Find longest unique show window
Company: Netflix
Role: Software Engineer
Category: Coding & Algorithms
Difficulty: Medium
Interview Round: Technical Screen
Quick Answer: This question evaluates concepts in sliding-window algorithms, hash-based duplicate tracking, case-insensitive string handling, and the extension of batch solutions to streaming (online) inputs.
Part 1: Longest Unique Show Window
Constraints
- 0 <= len(shows) <= 200000
- Each element of shows is a string
- Comparison is case-insensitive
- Use 0-based indexing
- The end index in the answer is inclusive
Examples
Input: ["Friends", "Seinfeld", "The Office", "friends", "Lost"]
Expected Output: (1, 4)
Explanation: The longest case-insensitive unique window is ["Seinfeld", "The Office", "friends", "Lost"], from index 1 to 4.
Input: ["A", "B", "a", "b"]
Expected Output: (0, 1)
Explanation: Several longest windows have length 2: [0,1], [1,2], and [2,3]. Return the earliest start index.
Input: ["A", "b", "C"]
Expected Output: (0, 2)
Explanation: All show names are distinct ignoring case, so the whole array is the answer.
Input: []
Expected Output: (-1, -1)
Explanation: Empty input has no valid window.
Input: ["Only"]
Expected Output: (0, 0)
Explanation: A single element forms a valid window of length 1.
Solution
def solution(shows):
if not shows:
return (-1, -1)
last_seen = {}
left = 0
best_start = 0
best_len = 0
for right, name in enumerate(shows):
key = name.casefold()
if key in last_seen and last_seen[key] >= left:
left = last_seen[key] + 1
last_seen[key] = right
current_len = right - left + 1
if current_len > best_len or (current_len == best_len and left < best_start):
best_len = current_len
best_start = left
return (best_start, best_start + best_len - 1)
Time complexity: O(n).

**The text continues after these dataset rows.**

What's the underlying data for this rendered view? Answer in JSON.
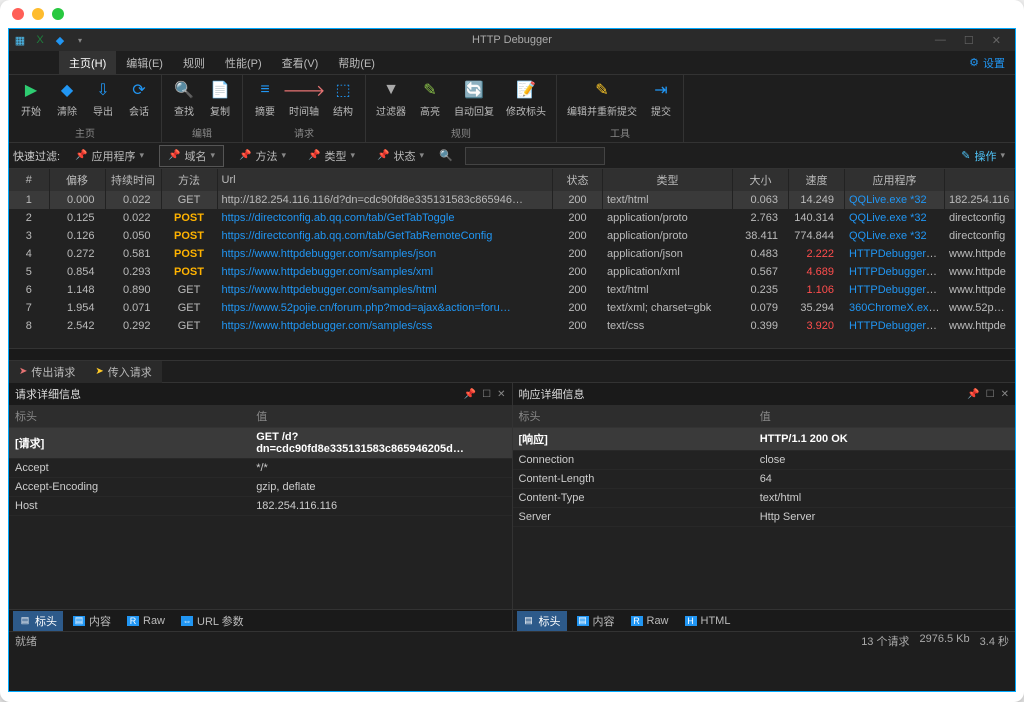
{
  "app_title": "HTTP Debugger",
  "menu": {
    "items": [
      "主页(H)",
      "编辑(E)",
      "规则",
      "性能(P)",
      "查看(V)",
      "帮助(E)"
    ],
    "settings": "设置"
  },
  "ribbon": {
    "groups": [
      {
        "label": "主页",
        "buttons": [
          {
            "icon": "▶",
            "color": "#2ecc71",
            "label": "开始"
          },
          {
            "icon": "◆",
            "color": "#2196f3",
            "label": "清除"
          },
          {
            "icon": "⇩",
            "color": "#2196f3",
            "label": "导出"
          },
          {
            "icon": "⟳",
            "color": "#2196f3",
            "label": "会话"
          }
        ]
      },
      {
        "label": "编辑",
        "buttons": [
          {
            "icon": "🔍",
            "color": "#2196f3",
            "label": "查找"
          },
          {
            "icon": "📄",
            "color": "#e0e0e0",
            "label": "复制"
          }
        ]
      },
      {
        "label": "请求",
        "buttons": [
          {
            "icon": "≡",
            "color": "#2196f3",
            "label": "摘要"
          },
          {
            "icon": "🡒",
            "color": "#e57373",
            "label": "时间轴"
          },
          {
            "icon": "⬚",
            "color": "#2196f3",
            "label": "结构"
          }
        ]
      },
      {
        "label": "规则",
        "buttons": [
          {
            "icon": "▼",
            "color": "#aaa",
            "label": "过滤器"
          },
          {
            "icon": "✎",
            "color": "#8bc34a",
            "label": "高亮"
          },
          {
            "icon": "🔄",
            "color": "#2196f3",
            "label": "自动回复"
          },
          {
            "icon": "📝",
            "color": "#2196f3",
            "label": "修改标头"
          }
        ]
      },
      {
        "label": "工具",
        "buttons": [
          {
            "icon": "✎",
            "color": "#ffca28",
            "label": "编辑并重新提交"
          },
          {
            "icon": "⇥",
            "color": "#2196f3",
            "label": "提交"
          }
        ]
      }
    ]
  },
  "filterbar": {
    "label": "快速过滤:",
    "app": "应用程序",
    "domain": "域名",
    "method": "方法",
    "type": "类型",
    "status": "状态",
    "op": "操作"
  },
  "grid": {
    "cols": [
      "#",
      "偏移",
      "持续时间",
      "方法",
      "Url",
      "状态",
      "类型",
      "大小",
      "速度",
      "应用程序",
      ""
    ],
    "rows": [
      {
        "n": "1",
        "off": "0.000",
        "dur": "0.022",
        "method": "GET",
        "url": "http://182.254.116.116/d?dn=cdc90fd8e335131583c865946…",
        "status": "200",
        "type": "text/html",
        "size": "0.063",
        "speed": "14.249",
        "speed_red": false,
        "app": "QQLive.exe *32",
        "host": "182.254.116"
      },
      {
        "n": "2",
        "off": "0.125",
        "dur": "0.022",
        "method": "POST",
        "url": "https://directconfig.ab.qq.com/tab/GetTabToggle",
        "status": "200",
        "type": "application/proto",
        "size": "2.763",
        "speed": "140.314",
        "speed_red": false,
        "app": "QQLive.exe *32",
        "host": "directconfig"
      },
      {
        "n": "3",
        "off": "0.126",
        "dur": "0.050",
        "method": "POST",
        "url": "https://directconfig.ab.qq.com/tab/GetTabRemoteConfig",
        "status": "200",
        "type": "application/proto",
        "size": "38.411",
        "speed": "774.844",
        "speed_red": false,
        "app": "QQLive.exe *32",
        "host": "directconfig"
      },
      {
        "n": "4",
        "off": "0.272",
        "dur": "0.581",
        "method": "POST",
        "url": "https://www.httpdebugger.com/samples/json",
        "status": "200",
        "type": "application/json",
        "size": "0.483",
        "speed": "2.222",
        "speed_red": true,
        "app": "HTTPDebuggerUI…",
        "host": "www.httpde"
      },
      {
        "n": "5",
        "off": "0.854",
        "dur": "0.293",
        "method": "POST",
        "url": "https://www.httpdebugger.com/samples/xml",
        "status": "200",
        "type": "application/xml",
        "size": "0.567",
        "speed": "4.689",
        "speed_red": true,
        "app": "HTTPDebuggerUI…",
        "host": "www.httpde"
      },
      {
        "n": "6",
        "off": "1.148",
        "dur": "0.890",
        "method": "GET",
        "url": "https://www.httpdebugger.com/samples/html",
        "status": "200",
        "type": "text/html",
        "size": "0.235",
        "speed": "1.106",
        "speed_red": true,
        "app": "HTTPDebuggerUI…",
        "host": "www.httpde"
      },
      {
        "n": "7",
        "off": "1.954",
        "dur": "0.071",
        "method": "GET",
        "url": "https://www.52pojie.cn/forum.php?mod=ajax&action=foru…",
        "status": "200",
        "type": "text/xml; charset=gbk",
        "size": "0.079",
        "speed": "35.294",
        "speed_red": false,
        "app": "360ChromeX.exe *…",
        "host": "www.52pojie"
      },
      {
        "n": "8",
        "off": "2.542",
        "dur": "0.292",
        "method": "GET",
        "url": "https://www.httpdebugger.com/samples/css",
        "status": "200",
        "type": "text/css",
        "size": "0.399",
        "speed": "3.920",
        "speed_red": true,
        "app": "HTTPDebuggerUI…",
        "host": "www.httpde"
      }
    ]
  },
  "midtabs": {
    "out": "传出请求",
    "in": "传入请求"
  },
  "req_pane": {
    "title": "请求详细信息",
    "hdr_key": "标头",
    "hdr_val": "值",
    "rows": [
      {
        "k": "[请求]",
        "v": "GET /d?dn=cdc90fd8e335131583c865946205d…",
        "bold": true
      },
      {
        "k": "Accept",
        "v": "*/*"
      },
      {
        "k": "Accept-Encoding",
        "v": "gzip, deflate"
      },
      {
        "k": "Host",
        "v": "182.254.116.116"
      }
    ],
    "tabs": [
      "标头",
      "内容",
      "Raw",
      "URL 参数"
    ]
  },
  "resp_pane": {
    "title": "响应详细信息",
    "hdr_key": "标头",
    "hdr_val": "值",
    "rows": [
      {
        "k": "[响应]",
        "v": "HTTP/1.1 200 OK",
        "bold": true
      },
      {
        "k": "Connection",
        "v": "close"
      },
      {
        "k": "Content-Length",
        "v": "64"
      },
      {
        "k": "Content-Type",
        "v": "text/html"
      },
      {
        "k": "Server",
        "v": "Http Server"
      }
    ],
    "tabs": [
      "标头",
      "内容",
      "Raw",
      "HTML"
    ]
  },
  "status": {
    "left": "就绪",
    "count": "13 个请求",
    "kb": "2976.5 Kb",
    "secs": "3.4 秒"
  }
}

Space complexity: O(min(n, m)), where m is the number of distinct show names ignoring case.
Hints
- Try using a sliding window with two pointers.
- Store the most recent index of each normalized show name so you can move the left side of the window in O(1).
Part 2: Streaming Longest Unique Show Window Reports
Constraints
- 0 <= len(shows) <= 200000
- Each element of shows is a string
- Comparison is case-insensitive
- Use 0-based indexing
- The end index in each reported tuple is inclusive
Examples
Input: ["A", "B", "a", "C"]
Expected Output: [(0, 0), (0, 1), (0, 1), (1, 3)]
Explanation: After the third show, the current unique suffix is [1,2], but the best-so-far window is still [0,1]. After the fourth show, [1,3] becomes the new best.
Input: ["Ted", "Dexter", "Office", "ted", "Lost"]
Expected Output: [(0, 0), (0, 1), (0, 2), (0, 2), (1, 4)]
Explanation: The repeat of "Ted" forces the current window to start at index 1, and adding "Lost" then creates a longer best window [1,4].
Input: ["x", "X", "x"]
Expected Output: [(0, 0), (0, 0), (0, 0)]
Explanation: All arrivals are the same show ignoring case, so the best window never exceeds length 1.
Input: []
Expected Output: []
Explanation: No arrivals means no reports.
Input: ["Solo"]
Expected Output: [(0, 0)]
Explanation: After one arrival, the longest valid window is that single element.
Solution
def solution(shows):
last_seen = {}
left = 0
best_start = 0
best_len = 0
reports = []
for right, name in enumerate(shows):
key = name.casefold()
if key in last_seen and last_seen[key] >= left:
left = last_seen[key] + 1
last_seen[key] = right
current_len = right - left + 1
if current_len > best_len:
best_len = current_len
best_start = left
reports.append((best_start, best_start + best_len - 1))
return reports
Time complexity: O(n) total time, which is O(1) average update time per arriving show. Space complexity: O(min(n, m)) extra space for tracking last-seen positions, plus O(n) space for the returned report list.
Hints
- You only need to know the current unique suffix ending at the newest item, plus the best window seen so far.
- A hash map from normalized show name to its latest index lets you update the left boundary quickly when a duplicate arrives.